Civilised and caring
‘That’s because I believe that investing in civic projects and supporting services which benefit all people is the mark of a civilised and caring society.’
This matters even more now, when the rhetoric against the worth of publicly-funded services is ramping up more fiercely than ever in some parts of the world.
‘We know from bitter experience in history that when there’s distrust, or a lack of faith in the public sector, it’s a sign of a society in trouble. Wherever we’ve seen leaders declare that the public sector is rotten, corrupt or incapable of serving the people, we’ve seen a weakening of democracy, a slide to tyranny and restrictions on freedom.’
First lines of defence
‘That’s how important a strong public sector is for me.’
Mark says that accountants can serve as the front line in the defence of civic values.

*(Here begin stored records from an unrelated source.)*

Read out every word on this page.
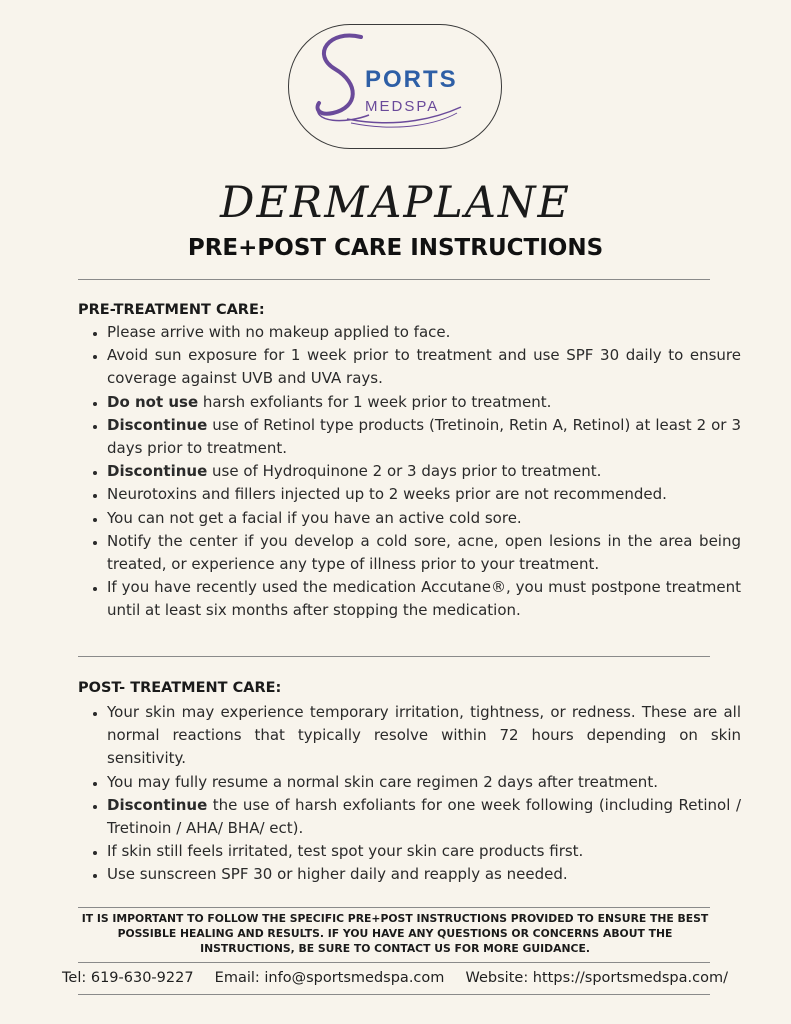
PORTS
MEDSPA
DERMAPLANE
PRE+POST CARE INSTRUCTIONS
PRE-TREATMENT CARE:
• Please arrive with no makeup applied to face.
• Avoid sun exposure for 1 week prior to treatment and use SPF 30 daily to ensure coverage against UVB and UVA rays.
• Do not use harsh exfoliants for 1 week prior to treatment.
• Discontinue use of Retinol type products (Tretinoin, Retin A, Retinol) at least 2 or 3 days prior to treatment.
• Discontinue use of Hydroquinone 2 or 3 days prior to treatment.
• Neurotoxins and fillers injected up to 2 weeks prior are not recommended.
• You can not get a facial if you have an active cold sore.
• Notify the center if you develop a cold sore, acne, open lesions in the area being treated, or experience any type of illness prior to your treatment.
• If you have recently used the medication Accutane®, you must postpone treatment until at least six months after stopping the medication.
POST- TREATMENT CARE:
• Your skin may experience temporary irritation, tightness, or redness. These are all normal reactions that typically resolve within 72 hours depending on skin sensitivity.
• You may fully resume a normal skin care regimen 2 days after treatment.
• Discontinue the use of harsh exfoliants for one week following (including Retinol / Tretinoin / AHA/ BHA/ ect).
• If skin still feels irritated, test spot your skin care products first.
• Use sunscreen SPF 30 or higher daily and reapply as needed.
IT IS IMPORTANT TO FOLLOW THE SPECIFIC PRE+POST INSTRUCTIONS PROVIDED TO ENSURE THE BEST POSSIBLE HEALING AND RESULTS. IF YOU HAVE ANY QUESTIONS OR CONCERNS ABOUT THE INSTRUCTIONS, BE SURE TO CONTACT US FOR MORE GUIDANCE.
Tel: 619-630-9227 Email: info@sportsmedspa.com Website: https://sportsmedspa.com/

‘We all know that corruption can exist in all societies and in all forms of economic activity, and that’s why professional accountancy makes such a vital contribution to public life. It sets an example, lays down standards and serves as a watchdog in calling out corruption and the creaming off of public funds. Those of us who work in the public sector hold particular positions of trust and need to be role models for our standards, ethics and behaviour.
Leadership and standards
‘My experience has shown that professional accountants really grab hold of the idea that there is a purpose in what they do, and in what they contribute to the public good.
‘That’s what drives them - to get the best value they possibly can out of the public purse.
‘As business owners increasingly look for broader benefits than simply profit, and the use of public money comes under ever increasing scrutiny, the skills required in each sector become increasingly interchangeable. Public sector accounting is a job and a career well worth pursuing and deserves to attract its fair share of talent.
"It’s serious, demanding and difficult work, but I know from my own life that it is fascinating and endlessly satisfying"
‘I believe that even societies and nations which put the free market and private enterprise first in their economic models must still be based on a strong public sector, where private profits help sustain a good environment; infrastructure that works; and public services which make a civilised and happy society for all citizens.
‘I think that the battle to defend public value, to maximise the spending power of the public purse, is going to be such an important theme in the next few years.
‘It’s serious, demanding and difficult work, but I know from my own life in the public sector that it is fascinating and endlessly satisfying.’